Ao solicitar providências urgentes ao governo federal, os caciques citaram inclusive o nome de Gilberto Maia como sendo o do madeireiro ao qual o chefe Trumai estaria associado e a cidade de Vera (MT), como sua base de operação. No trecho final da carta, as lideranças escreveram que elas “sempre lutaram pela preservação do Parque, nunca deixaram estranhos entrarem na área, sempre foram contra a exploração de madeira, pesca, e hoje lutamos contra a destruição das nascentes e matas ciliares na região do entorno do Parque"…"Sabemos que a exploração madeireira em outras terras indígenas só trouxe problemas e nenhum benefício”.
No último dia 12 de novembro, os mesmos líderes do Xingu voltaram à carga e se reuniram com representes da Funai e do Ibama para buscar uma solução definitiva para o problema. Todos os 17 caciques presentes se manifestaram contrários à exploração madeireira dentro do PIX e solicitaram aos órgãos federais que intercedessem junto aos moradores da aldeia Terra Nova para que a atividade fosse interrompida imediatamente. Ararapan Trumai não compareceu à reunião, mas enviou um representante. Este pediu ao conjunto de líderes permissão para que a extração de madeira continuasse por mais 30 dias. Teve o pedido negado.
Dependência por dívida
A necessidade de reprimir os interesses de uma liderança local é uma novidade desconfortável para os povos do Parque Indígena do Xingu. André Villas-Bôas, coordenador do Programa Xingu do ISA, explica que as lideranças do parque nunca tiveram que enfrentar este tipo de situação. “Não existe instância interna de gestão para disciplinar ações predatórias que surgem na interface com o mundo dos brancos”, destaca Villas-Bôas. “Ao mesmo tempo em que o Estado diminui sua presença lá dentro, depois de anos intermediando relações, a sociedade regional se aproxima com seus interesses e provoca situações inéditas para os índios.”
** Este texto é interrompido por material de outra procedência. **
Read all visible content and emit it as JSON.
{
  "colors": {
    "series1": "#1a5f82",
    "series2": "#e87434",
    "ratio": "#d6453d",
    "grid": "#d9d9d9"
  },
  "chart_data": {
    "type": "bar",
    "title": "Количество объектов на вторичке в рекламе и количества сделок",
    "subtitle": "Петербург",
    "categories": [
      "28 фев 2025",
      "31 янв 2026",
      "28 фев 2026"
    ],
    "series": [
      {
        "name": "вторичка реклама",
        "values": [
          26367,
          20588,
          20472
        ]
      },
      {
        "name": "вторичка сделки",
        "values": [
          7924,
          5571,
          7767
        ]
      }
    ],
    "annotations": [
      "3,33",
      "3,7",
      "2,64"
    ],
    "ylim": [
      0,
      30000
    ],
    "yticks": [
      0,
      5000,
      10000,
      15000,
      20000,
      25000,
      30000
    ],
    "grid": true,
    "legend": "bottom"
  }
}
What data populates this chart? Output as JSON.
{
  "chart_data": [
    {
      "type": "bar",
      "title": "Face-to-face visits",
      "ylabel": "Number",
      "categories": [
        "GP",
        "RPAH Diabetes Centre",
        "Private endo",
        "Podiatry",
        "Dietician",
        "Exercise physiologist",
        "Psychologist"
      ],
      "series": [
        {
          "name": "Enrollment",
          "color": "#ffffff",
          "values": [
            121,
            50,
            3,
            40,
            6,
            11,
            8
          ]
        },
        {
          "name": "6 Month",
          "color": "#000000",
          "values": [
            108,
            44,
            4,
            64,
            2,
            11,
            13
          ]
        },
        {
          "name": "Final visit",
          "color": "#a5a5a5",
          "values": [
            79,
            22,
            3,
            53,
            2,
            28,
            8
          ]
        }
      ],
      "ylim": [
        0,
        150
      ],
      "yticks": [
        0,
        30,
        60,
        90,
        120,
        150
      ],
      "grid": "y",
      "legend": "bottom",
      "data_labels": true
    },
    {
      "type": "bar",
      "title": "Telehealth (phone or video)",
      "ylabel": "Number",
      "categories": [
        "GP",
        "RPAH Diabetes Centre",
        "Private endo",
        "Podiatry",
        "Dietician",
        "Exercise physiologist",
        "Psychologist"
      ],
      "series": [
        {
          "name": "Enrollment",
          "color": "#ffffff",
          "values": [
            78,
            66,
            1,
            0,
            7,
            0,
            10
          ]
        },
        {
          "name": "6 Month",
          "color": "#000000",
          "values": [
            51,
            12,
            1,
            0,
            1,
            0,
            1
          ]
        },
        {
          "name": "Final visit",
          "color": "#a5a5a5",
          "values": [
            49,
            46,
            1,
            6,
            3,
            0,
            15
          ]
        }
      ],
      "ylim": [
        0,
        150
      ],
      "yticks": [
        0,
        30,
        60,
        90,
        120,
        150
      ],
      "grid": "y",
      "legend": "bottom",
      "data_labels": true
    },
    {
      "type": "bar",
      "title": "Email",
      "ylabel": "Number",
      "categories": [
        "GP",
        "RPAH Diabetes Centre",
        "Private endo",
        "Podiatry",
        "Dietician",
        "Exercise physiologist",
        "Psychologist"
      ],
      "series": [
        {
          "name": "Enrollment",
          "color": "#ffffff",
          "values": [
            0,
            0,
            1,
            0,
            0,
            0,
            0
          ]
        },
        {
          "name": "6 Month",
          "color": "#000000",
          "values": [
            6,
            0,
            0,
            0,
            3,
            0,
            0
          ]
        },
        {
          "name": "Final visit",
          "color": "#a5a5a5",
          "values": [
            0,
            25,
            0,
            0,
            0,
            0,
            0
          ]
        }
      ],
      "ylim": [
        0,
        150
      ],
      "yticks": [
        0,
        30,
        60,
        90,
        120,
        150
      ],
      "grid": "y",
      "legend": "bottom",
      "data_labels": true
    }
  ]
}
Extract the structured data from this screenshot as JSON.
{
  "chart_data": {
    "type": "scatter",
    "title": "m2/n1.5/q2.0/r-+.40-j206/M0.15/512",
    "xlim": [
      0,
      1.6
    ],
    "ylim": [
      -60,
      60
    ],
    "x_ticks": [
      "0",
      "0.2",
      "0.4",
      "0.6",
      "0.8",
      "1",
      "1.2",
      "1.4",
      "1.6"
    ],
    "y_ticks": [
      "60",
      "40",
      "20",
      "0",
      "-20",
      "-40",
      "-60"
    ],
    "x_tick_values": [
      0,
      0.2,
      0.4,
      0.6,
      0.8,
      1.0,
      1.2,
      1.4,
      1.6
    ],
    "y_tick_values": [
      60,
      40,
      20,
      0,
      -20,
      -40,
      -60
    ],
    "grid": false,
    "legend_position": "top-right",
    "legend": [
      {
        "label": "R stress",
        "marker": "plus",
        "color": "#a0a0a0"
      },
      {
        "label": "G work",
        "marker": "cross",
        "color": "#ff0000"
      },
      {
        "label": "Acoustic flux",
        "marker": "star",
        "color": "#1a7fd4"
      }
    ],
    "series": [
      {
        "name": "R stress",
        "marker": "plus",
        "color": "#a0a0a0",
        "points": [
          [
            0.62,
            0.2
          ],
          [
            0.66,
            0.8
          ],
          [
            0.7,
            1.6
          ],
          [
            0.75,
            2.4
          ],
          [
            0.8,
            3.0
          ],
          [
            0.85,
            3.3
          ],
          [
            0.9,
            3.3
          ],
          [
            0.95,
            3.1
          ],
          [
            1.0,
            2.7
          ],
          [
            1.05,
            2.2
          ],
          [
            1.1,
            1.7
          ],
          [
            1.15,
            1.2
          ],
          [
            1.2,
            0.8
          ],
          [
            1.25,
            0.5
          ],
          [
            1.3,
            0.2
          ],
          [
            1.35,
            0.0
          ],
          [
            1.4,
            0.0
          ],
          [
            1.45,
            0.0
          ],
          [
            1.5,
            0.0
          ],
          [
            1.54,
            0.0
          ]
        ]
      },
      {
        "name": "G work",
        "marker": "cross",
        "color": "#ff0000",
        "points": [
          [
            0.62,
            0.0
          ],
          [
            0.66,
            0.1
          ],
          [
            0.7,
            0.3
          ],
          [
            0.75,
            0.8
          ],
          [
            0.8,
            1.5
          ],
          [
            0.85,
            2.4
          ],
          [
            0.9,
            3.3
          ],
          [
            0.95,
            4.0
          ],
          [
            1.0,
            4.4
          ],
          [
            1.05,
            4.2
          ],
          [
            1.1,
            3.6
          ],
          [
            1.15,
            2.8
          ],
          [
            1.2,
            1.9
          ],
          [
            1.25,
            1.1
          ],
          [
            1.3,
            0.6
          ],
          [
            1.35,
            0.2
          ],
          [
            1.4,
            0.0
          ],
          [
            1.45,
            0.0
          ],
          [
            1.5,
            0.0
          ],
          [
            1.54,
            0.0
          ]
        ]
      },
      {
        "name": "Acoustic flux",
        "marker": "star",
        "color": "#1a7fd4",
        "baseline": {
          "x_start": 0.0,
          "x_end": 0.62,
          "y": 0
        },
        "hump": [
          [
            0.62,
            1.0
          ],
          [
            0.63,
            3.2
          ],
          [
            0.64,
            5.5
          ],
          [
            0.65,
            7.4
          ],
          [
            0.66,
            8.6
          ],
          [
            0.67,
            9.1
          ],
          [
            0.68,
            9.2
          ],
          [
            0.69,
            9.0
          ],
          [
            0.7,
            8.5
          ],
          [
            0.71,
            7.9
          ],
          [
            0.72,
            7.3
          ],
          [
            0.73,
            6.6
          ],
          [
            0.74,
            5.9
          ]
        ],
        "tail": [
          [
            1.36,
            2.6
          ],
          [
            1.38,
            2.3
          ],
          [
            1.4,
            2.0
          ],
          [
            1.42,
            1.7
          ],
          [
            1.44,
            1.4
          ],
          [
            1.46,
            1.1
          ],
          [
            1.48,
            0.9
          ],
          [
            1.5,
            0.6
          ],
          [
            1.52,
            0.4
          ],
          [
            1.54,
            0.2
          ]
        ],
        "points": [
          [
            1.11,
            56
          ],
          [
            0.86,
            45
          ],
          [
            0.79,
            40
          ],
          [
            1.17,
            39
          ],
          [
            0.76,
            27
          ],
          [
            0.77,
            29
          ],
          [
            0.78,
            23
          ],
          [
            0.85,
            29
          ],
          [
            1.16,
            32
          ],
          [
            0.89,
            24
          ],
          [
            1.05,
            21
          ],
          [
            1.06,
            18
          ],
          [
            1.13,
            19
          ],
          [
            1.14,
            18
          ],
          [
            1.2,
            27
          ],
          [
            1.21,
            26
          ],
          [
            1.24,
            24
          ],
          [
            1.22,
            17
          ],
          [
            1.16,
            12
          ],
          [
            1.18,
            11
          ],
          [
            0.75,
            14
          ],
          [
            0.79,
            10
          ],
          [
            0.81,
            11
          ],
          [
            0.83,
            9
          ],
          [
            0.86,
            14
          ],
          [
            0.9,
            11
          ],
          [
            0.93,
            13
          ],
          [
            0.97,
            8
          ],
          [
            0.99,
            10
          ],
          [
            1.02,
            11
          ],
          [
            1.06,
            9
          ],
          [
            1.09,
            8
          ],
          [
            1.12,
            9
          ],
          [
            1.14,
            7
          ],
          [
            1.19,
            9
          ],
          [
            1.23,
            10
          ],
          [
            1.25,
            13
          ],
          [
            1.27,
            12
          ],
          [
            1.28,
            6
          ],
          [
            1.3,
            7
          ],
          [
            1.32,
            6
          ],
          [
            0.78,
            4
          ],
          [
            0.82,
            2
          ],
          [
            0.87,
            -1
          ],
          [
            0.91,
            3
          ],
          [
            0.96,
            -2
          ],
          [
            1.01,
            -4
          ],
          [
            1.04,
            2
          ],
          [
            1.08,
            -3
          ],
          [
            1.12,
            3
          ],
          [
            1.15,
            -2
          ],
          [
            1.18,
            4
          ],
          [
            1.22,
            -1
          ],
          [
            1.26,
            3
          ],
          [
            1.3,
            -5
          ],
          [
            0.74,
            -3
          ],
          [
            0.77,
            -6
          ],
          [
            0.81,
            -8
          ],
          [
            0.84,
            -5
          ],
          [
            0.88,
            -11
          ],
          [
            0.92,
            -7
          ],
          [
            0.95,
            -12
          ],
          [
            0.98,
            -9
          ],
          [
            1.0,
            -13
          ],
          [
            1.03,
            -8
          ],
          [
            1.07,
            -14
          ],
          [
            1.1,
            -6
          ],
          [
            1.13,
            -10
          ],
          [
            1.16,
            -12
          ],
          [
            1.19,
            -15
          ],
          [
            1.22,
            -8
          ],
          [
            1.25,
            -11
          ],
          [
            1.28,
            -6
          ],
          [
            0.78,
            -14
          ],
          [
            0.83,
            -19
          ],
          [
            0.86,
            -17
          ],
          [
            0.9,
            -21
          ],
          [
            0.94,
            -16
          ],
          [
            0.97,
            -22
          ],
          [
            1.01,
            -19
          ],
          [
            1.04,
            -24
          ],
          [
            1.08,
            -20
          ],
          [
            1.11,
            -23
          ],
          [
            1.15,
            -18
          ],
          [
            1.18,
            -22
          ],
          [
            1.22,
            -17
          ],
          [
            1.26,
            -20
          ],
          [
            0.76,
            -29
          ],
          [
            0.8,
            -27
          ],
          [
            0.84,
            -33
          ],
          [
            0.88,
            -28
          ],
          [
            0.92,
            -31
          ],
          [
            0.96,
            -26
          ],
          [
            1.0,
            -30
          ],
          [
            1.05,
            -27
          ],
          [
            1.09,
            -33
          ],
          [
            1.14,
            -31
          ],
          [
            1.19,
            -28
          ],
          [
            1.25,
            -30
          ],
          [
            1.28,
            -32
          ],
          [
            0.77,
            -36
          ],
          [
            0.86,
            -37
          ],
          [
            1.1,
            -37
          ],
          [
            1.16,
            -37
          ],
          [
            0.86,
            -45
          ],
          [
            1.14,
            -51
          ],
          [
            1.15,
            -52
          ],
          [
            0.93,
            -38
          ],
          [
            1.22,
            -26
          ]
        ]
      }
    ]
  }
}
André Villas-Bôas afirma também que a relação dos índios com interesses regionais predatórios costuma se basear, geralmente, em um sistema de dependência por dívida, o que poderia estar ocorrendo também com os membros da aldeia Terra Nova. “Como a extração de madeira ilegal é uma atividade de risco, paga-se muito pouco, então os índios ficam sempre devendo para os invasores, em um ciclo difícil de ser quebrado. Talvez por isso eles tenham pedido mais um mês para quitar suas dívidas”.
Este prazo não deve ser concedido. De acordo com Paiê Kaiabi, responsável na Funai pela administração do PIX, ainda esta semana uma equipe do órgão será deslocada para a aldeia Terra Nova a fim de encerrar as atividades ilegais. “Vamos passar informações e acredito que ele vai parar com isso”. Paiê, nascido no Xingu, explica que a situação é especialmente delicada para as lideranças. “Ararapan é um líder dentro do parque, filho de um cacique importante dos Trumai, tem muitos parentes, e ninguém se sente bem em agir contra ele”, afirma. “Vamos ter que dialogar, porque ele precisa saber que a retirada de madeira vai trazer problemas para todos no parque. Na aldeia dele mesmo já tem famílias disputando o dinheiro dado pelos madeireiros”.